The Berejiklian-government passed Crimes Amendment (Publicly Threatening and Inciting Violence) Act 2018 (NSW) created the 93Z offence half a decade ago, in an effort to consolidate the multitude of vilification offences then located in the Anti-Discrimination Act 1977 (NSW), in the Crimes Act.
“It is also important to ensure that there are no unnecessary fetters in place that could impact on the efficient and appropriate prosecution of offences committed by those who publicly threaten or incite violence in this state,” Daley further told the lower house chamber on introducing the bill.
“The NSW government considers that removing the requirement for DPP approval to commence prosecutions under section 93Z continues to strike the right balance,” he added, whilst introducing the bill on 27 November.
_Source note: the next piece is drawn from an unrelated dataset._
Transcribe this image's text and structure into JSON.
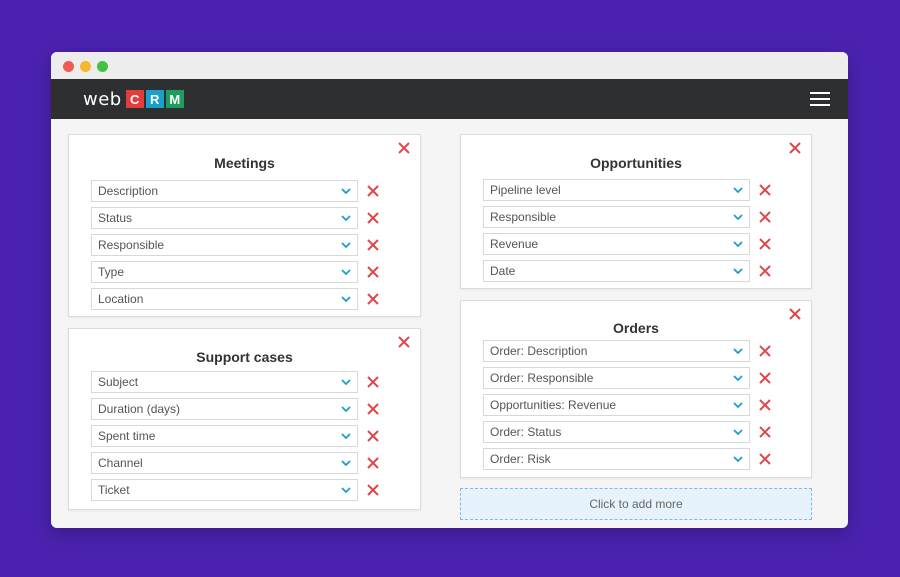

Indeed, whilst Minns’ amendment to hate speech law professes to capture those who publicly display prejudicial sentiment towards an individual or a group due to protected attributes, it’s also the result of a government scrambling to attempt to curb rising dissent in this state.
This dissent consists of the rejection of the official position of both major parties in their unbridled support for Israel as it perpetrates the crime of the century and the embrace of the Palestinian cause, which involves an end to the Gaza bloodshed and for the reestablishment of a free Palestine.
Rather than being anti-Jewish in nature, this rising Palestinian support is anti-Zionist, which is the 19th century ideology that promotes and has resulted in the creation of the Israeli state to the detriment of historic Palestine.
So, it’s rather unlikely that the amendment will result in criminalising public displays of support for the liberation of an occupied people, and this is despite the attempt of western leaders in general to equate pro-Palestinian support with antisemitism.